The third step is to move from awareness to a simple self-measurement that reveals whether you are unknowingly stuck in waiting.A quick diagnostic exercise can be done within a day, it only takes a few minutes, but it requires honesty:Do I associate my daily mood with news that hasn't happened yet? Do I often repeat the phrase "I just need to get through this phase" as a condition for rest? Do I feel that my real life will start later? If your answer is "yes" once, this is closer to a normal waiting associated with a specific circumstance, but if it is "yes" twice or more, this indicates a life suspension that needs a rearrangement of the relationship with time.To empirically validate the finding, observe over a 24-hour period how many times you interrupt the present to examine a possibility: a notification, reading status, or update. Then ask: Does this examination add real knowledge or just anticipation? This is where the example of disabling comes in handy: when 43% disable notifications due to fatigue, they are not averse to knowledge, they just refuse to let it become a burden of constant anticipation (Newman, 2025).

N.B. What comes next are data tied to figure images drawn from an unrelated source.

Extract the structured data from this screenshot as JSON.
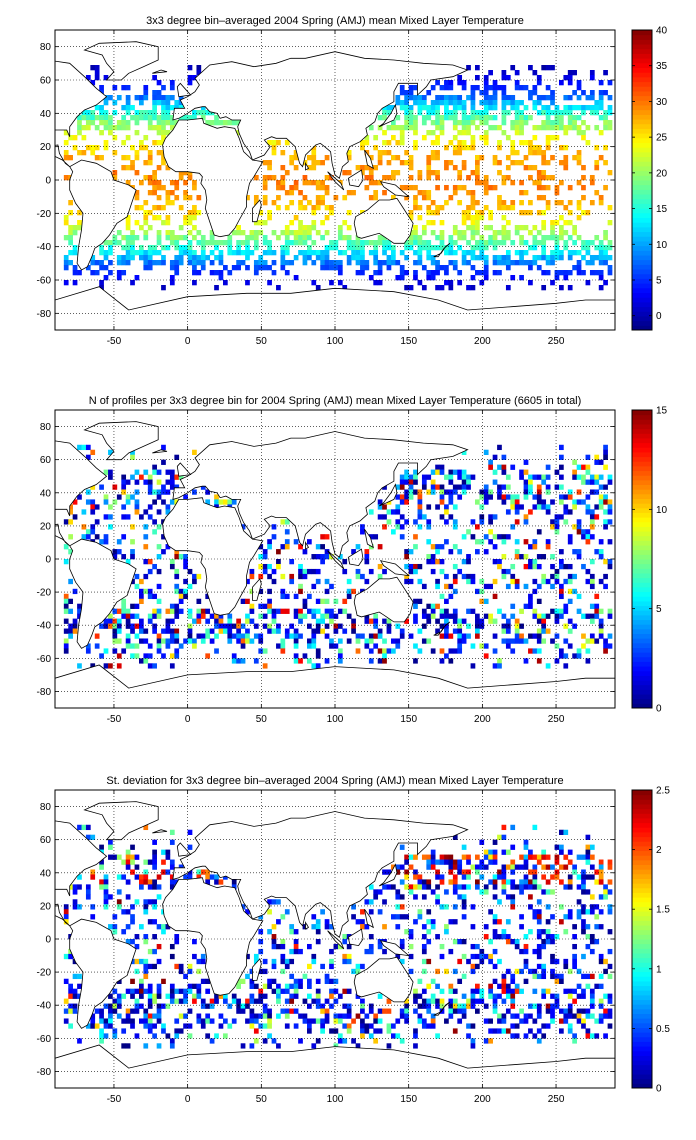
{
  "figure": {
    "panels": [
      {
        "title": "3x3 degree bin–averaged 2004 Spring (AMJ) mean Mixed Layer Temperature",
        "colorbar_ticks": [
          "40",
          "35",
          "30",
          "25",
          "20",
          "15",
          "10",
          "5",
          "0"
        ],
        "seed": 7
      },
      {
        "title": "N of profiles per 3x3 degree bin for 2004 Spring (AMJ) mean Mixed Layer Temperature  (6605 in total)",
        "colorbar_ticks": [
          "15",
          "10",
          "5",
          "0"
        ],
        "seed": 19
      },
      {
        "title": "St. deviation for 3x3 degree bin–averaged 2004 Spring (AMJ) mean Mixed Layer Temperature",
        "colorbar_ticks": [
          "2.5",
          "2",
          "1.5",
          "1",
          "0.5",
          "0"
        ],
        "seed": 31
      }
    ],
    "x_ticks": [
      "-50",
      "0",
      "50",
      "100",
      "150",
      "200",
      "250"
    ],
    "y_ticks": [
      "80",
      "60",
      "40",
      "20",
      "0",
      "-20",
      "-40",
      "-60",
      "-80"
    ]
  },
  "chart_data": [
    {
      "type": "heatmap",
      "title": "3x3 degree bin–averaged 2004 Spring (AMJ) mean Mixed Layer Temperature",
      "xlim": [
        -90,
        290
      ],
      "ylim": [
        -90,
        90
      ],
      "x_ticks": [
        -50,
        0,
        50,
        100,
        150,
        200,
        250
      ],
      "y_ticks": [
        80,
        60,
        40,
        20,
        0,
        -20,
        -40,
        -60,
        -80
      ],
      "grid": true,
      "colormap": "jet",
      "color_range": [
        -2,
        40
      ],
      "colorbar_ticks": [
        40,
        35,
        30,
        25,
        20,
        15,
        10,
        5,
        0
      ],
      "bin_size_deg": 3,
      "pattern": "temperature decreasing with latitude: ~28 near equator, ~20 at 35, ~10 at 45, near 0 at 60"
    },
    {
      "type": "heatmap",
      "title": "N of profiles per 3x3 degree bin for 2004 Spring (AMJ) mean Mixed Layer Temperature  (6605 in total)",
      "xlim": [
        -90,
        290
      ],
      "ylim": [
        -90,
        90
      ],
      "x_ticks": [
        -50,
        0,
        50,
        100,
        150,
        200,
        250
      ],
      "y_ticks": [
        80,
        60,
        40,
        20,
        0,
        -20,
        -40,
        -60,
        -80
      ],
      "grid": true,
      "colormap": "jet",
      "color_range": [
        0,
        15
      ],
      "colorbar_ticks": [
        15,
        10,
        5,
        0
      ],
      "bin_size_deg": 3,
      "total_profiles": 6605
    },
    {
      "type": "heatmap",
      "title": "St. deviation for 3x3 degree bin–averaged 2004 Spring (AMJ) mean Mixed Layer Temperature",
      "xlim": [
        -90,
        290
      ],
      "ylim": [
        -90,
        90
      ],
      "x_ticks": [
        -50,
        0,
        50,
        100,
        150,
        200,
        250
      ],
      "y_ticks": [
        80,
        60,
        40,
        20,
        0,
        -20,
        -40,
        -60,
        -80
      ],
      "grid": true,
      "colormap": "jet",
      "color_range": [
        0,
        2.5
      ],
      "colorbar_ticks": [
        2.5,
        2,
        1.5,
        1,
        0.5,
        0
      ],
      "bin_size_deg": 3
    }
  ]
}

However, breaking the wait cannot be reduced to an individual decision, because the economy of anticipation is built on huge material incentives. When global spending on social platform advertising reaches $277 billion in 2025, it becomes understandable why interfaces are designed to generate repeat returns rather than quiet fulfillment (DataReportal, 2025d). Part of reclaiming time therefore becomes simple reverse engineering of the daily environment: reducing unnecessary notifications, mitigating readiness indicators that turn every conversation into an instant test, and defining screen-free spaces at home and at work.Even news avoidance, which averaged 40% globally in 2025, can be read here as a sign of a collective search for boundaries, not just apathy (Newman, 2025). The practical question that should accompany each adjustment is: "Does this choice bring me back to the present or put me on a new path of anticipation?" The bottom line is that reclaiming time does not require daily heroics, but small, repetitive steps that redefine what is worth paying attention to.

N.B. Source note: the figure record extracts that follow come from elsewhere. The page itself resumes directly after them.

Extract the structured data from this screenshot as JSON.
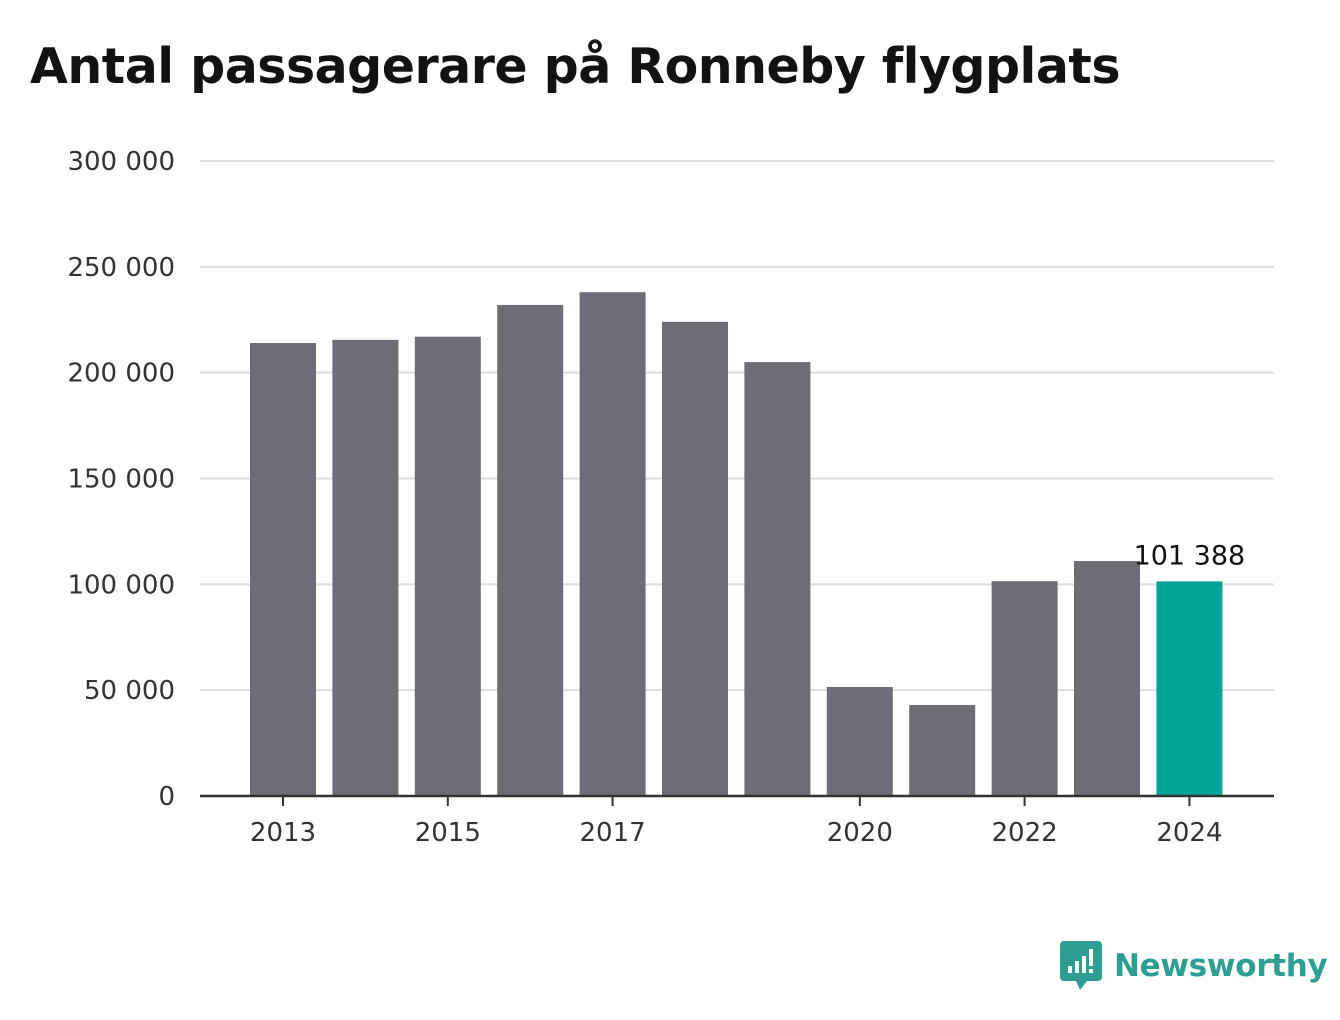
{
  "chart_data": {
    "type": "bar",
    "title": "Antal passagerare på Ronneby flygplats",
    "xlabel": "",
    "ylabel": "",
    "categories": [
      "2013",
      "2014",
      "2015",
      "2016",
      "2017",
      "2018",
      "2019",
      "2020",
      "2021",
      "2022",
      "2023",
      "2024"
    ],
    "values": [
      214000,
      215500,
      217000,
      232000,
      238000,
      224000,
      205000,
      51500,
      43000,
      101500,
      111000,
      101388
    ],
    "x_tick_labels": [
      "2013",
      "2015",
      "2017",
      "2020",
      "2022",
      "2024"
    ],
    "y_ticks": [
      0,
      50000,
      100000,
      150000,
      200000,
      250000,
      300000
    ],
    "y_tick_labels": [
      "0",
      "50 000",
      "100 000",
      "150 000",
      "200 000",
      "250 000",
      "300 000"
    ],
    "ylim": [
      0,
      300000
    ],
    "grid": true,
    "annotation": {
      "category": "2024",
      "text": "101 388"
    },
    "colors": {
      "bar": "#6e6d75",
      "highlight": "#00a59a",
      "grid": "#dedede",
      "axis": "#333333"
    },
    "highlight_category": "2024"
  },
  "brand": {
    "name": "Newsworthy",
    "icon": "newsworthy-logo-icon",
    "color": "#2f9e92"
  }
}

Fifth: Conclusion - Getting Out of the Waiting Station
Getting out of the waiting station does not mean giving up on dreams or planning, but rather rearranging the relationship between the present and the future. Waiting itself is a natural part of life, but the trouble starts when it becomes a way of life: when every day becomes dependent on an external signal, when happiness is always postponed, and when the present is reduced to a worthless corridor.What this paper proposes is to reclaim the present as a space of action and meaning: to plan from within the day rather than from outside it, to redefine the future as a direction rather than a condition, and to test ourselves with a simple exercise that reveals whether we are living in a "just get through this phase" or a real life.Even the news avoidance index, which averages 40% globally in 2025, reminds us that the mind looks for limits when it feels overwhelmed (Newman, 2025). In the end, the existential question returns: What if it is not the thing we are waiting for that will change our lives, but our exit from the waiting itself? Then we may discover that the future does not need to lead us by chains; it is enough to see it and walk towards it, without stopping living in the now.